Kawa du matin, trop chaud, mais pas le temps de le laisser refroidir, je dois y aller. Je presse le pas en direction du bus. Il se gare le long du trottoir, il va partir sans moi. Je cours, c’est mon sport quotidien. Le souffle court, j’escalade en catastrophe les trois marches qui conduisent au chauffeur. Je lui tends ma carte, une fois encore, un geste identique cinq jours par semaine, comme un rituel absurde. Mon supplice de Sisyphe perso. Aucune place assise, normal, c’est l’heure de pointe. Tant pis, je reste debout. Je m’accroche aux barres d’acier brillantes, salies des traces de sueur matinales. Mes doigts effleurent ceux de ma voisine. Excuses pleines d’embarras, surtout ne pas sembler harceler : courtoisie ? Si peu… apathie ? Oui, c’est le bon choix. Ne pas exprimer de gentillesse. Elle pardonne, avec un sourire condescendant.

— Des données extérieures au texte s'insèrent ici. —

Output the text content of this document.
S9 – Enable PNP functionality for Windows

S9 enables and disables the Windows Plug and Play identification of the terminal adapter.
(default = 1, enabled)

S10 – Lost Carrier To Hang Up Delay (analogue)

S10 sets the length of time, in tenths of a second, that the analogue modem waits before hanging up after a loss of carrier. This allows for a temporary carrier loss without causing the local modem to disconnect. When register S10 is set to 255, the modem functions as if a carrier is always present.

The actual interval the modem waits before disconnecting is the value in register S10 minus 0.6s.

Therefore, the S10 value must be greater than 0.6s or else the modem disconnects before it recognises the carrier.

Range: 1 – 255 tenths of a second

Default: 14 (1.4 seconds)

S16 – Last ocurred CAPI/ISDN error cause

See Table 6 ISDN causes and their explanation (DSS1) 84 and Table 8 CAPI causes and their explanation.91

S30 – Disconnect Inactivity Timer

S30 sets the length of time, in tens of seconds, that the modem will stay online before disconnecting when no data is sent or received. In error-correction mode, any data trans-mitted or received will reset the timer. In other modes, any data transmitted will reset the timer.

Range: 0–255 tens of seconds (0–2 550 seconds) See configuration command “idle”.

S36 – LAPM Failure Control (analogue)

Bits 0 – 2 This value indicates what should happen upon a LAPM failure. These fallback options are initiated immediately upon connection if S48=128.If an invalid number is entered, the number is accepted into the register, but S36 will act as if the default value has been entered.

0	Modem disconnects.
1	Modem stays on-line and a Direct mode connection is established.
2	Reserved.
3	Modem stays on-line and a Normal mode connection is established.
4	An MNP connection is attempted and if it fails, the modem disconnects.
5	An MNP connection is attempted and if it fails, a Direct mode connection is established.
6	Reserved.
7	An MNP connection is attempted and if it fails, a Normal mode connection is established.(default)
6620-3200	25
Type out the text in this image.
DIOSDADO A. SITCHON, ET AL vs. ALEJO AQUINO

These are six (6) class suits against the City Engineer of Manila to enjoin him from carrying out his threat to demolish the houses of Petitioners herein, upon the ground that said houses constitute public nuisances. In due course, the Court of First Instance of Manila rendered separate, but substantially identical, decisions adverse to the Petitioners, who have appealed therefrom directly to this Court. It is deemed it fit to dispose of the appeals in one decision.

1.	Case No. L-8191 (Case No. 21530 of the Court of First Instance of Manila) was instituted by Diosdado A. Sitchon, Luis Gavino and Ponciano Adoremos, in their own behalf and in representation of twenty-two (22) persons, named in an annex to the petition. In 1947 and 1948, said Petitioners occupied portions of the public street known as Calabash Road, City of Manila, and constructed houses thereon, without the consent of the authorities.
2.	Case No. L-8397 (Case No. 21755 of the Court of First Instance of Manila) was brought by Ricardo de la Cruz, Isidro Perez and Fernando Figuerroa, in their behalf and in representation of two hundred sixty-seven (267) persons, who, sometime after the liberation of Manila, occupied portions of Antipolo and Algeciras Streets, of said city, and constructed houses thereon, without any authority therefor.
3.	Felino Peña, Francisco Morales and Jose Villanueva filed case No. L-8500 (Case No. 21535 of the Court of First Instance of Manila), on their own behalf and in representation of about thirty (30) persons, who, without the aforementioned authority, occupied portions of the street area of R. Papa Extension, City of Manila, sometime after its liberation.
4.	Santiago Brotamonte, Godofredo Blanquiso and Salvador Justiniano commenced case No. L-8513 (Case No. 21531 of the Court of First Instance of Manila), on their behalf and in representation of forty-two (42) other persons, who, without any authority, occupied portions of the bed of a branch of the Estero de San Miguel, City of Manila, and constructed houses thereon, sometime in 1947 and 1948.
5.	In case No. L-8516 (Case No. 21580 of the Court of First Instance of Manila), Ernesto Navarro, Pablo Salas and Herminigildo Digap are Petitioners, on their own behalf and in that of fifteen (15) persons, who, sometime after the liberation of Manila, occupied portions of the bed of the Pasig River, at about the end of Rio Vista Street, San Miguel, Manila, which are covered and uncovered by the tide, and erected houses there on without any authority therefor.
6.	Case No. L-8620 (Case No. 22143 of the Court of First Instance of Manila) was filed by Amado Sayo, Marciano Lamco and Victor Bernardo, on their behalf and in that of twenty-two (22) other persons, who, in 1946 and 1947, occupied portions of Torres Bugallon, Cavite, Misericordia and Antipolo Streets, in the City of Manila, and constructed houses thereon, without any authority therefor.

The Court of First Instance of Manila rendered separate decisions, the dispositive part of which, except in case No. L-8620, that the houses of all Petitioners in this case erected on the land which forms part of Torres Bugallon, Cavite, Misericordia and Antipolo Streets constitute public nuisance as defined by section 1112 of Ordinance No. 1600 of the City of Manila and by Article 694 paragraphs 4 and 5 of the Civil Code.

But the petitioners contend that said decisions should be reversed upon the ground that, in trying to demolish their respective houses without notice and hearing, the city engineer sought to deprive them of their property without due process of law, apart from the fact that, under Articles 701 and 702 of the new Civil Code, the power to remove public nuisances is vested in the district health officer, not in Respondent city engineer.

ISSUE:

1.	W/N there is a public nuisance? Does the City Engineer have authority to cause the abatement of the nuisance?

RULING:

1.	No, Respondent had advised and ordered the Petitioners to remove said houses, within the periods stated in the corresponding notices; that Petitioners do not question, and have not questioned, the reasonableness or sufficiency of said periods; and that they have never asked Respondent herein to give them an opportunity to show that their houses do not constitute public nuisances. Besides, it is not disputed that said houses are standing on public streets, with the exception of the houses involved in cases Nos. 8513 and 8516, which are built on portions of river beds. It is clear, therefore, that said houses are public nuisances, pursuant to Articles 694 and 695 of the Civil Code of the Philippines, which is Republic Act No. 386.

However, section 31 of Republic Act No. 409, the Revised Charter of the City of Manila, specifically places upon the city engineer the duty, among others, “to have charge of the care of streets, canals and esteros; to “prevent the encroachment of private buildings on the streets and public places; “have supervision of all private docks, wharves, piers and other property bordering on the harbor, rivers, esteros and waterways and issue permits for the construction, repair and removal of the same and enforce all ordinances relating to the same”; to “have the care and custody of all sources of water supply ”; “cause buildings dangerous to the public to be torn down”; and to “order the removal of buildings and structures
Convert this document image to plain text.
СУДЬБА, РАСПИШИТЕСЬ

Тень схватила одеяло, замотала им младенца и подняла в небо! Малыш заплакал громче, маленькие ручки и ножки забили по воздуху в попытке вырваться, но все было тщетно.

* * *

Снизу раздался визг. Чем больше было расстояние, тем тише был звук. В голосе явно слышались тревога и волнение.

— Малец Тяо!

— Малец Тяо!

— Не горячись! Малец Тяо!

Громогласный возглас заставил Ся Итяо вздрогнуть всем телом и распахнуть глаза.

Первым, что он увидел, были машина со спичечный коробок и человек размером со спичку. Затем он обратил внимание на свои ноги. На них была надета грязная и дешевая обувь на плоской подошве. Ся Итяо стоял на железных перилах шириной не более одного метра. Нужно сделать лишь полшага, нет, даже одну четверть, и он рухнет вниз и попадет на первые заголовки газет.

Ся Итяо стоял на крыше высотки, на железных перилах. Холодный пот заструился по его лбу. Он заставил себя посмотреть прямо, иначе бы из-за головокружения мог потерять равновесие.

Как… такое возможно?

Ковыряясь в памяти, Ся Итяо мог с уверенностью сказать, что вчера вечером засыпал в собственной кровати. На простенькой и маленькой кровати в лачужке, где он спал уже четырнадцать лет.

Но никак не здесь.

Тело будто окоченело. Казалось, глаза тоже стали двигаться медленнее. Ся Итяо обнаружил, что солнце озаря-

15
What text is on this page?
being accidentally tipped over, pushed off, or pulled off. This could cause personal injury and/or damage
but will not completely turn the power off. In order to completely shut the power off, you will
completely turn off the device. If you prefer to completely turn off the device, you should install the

J’arrive juste avant la limite horaire, soulagement. J’endosse vite fait mon costume de servage. Un costume invisible, interne, intemporel, au tissus produit pour tenir solidement aux travers des ans. Ne plus penser, ne cogiter que dans le cadre d’un univers professionnel reconnu, consenti par le commandement. Des principes stricts, certains explicites, d’autres non dits, mais tout aussi incontournables.

Mais vers quel espace secret, dans quel repaire mon esprit s’est-il soustrait de cet environnement accablant ? Il n’est pas ici. Je ne suis pas ici pendant mes heures de travail. C’est une question de survie. Mon esprit reviendra habiter mon corps quand sonnera le moment de quitter ce purgatoire.

Souris, sois aux ordres, efficace, montre leurs combien la motivation te rend joyeux quand tu partages ces projets passionnants avec eux. Fais briller ce superbe costume de serf qui te va finalement si bien.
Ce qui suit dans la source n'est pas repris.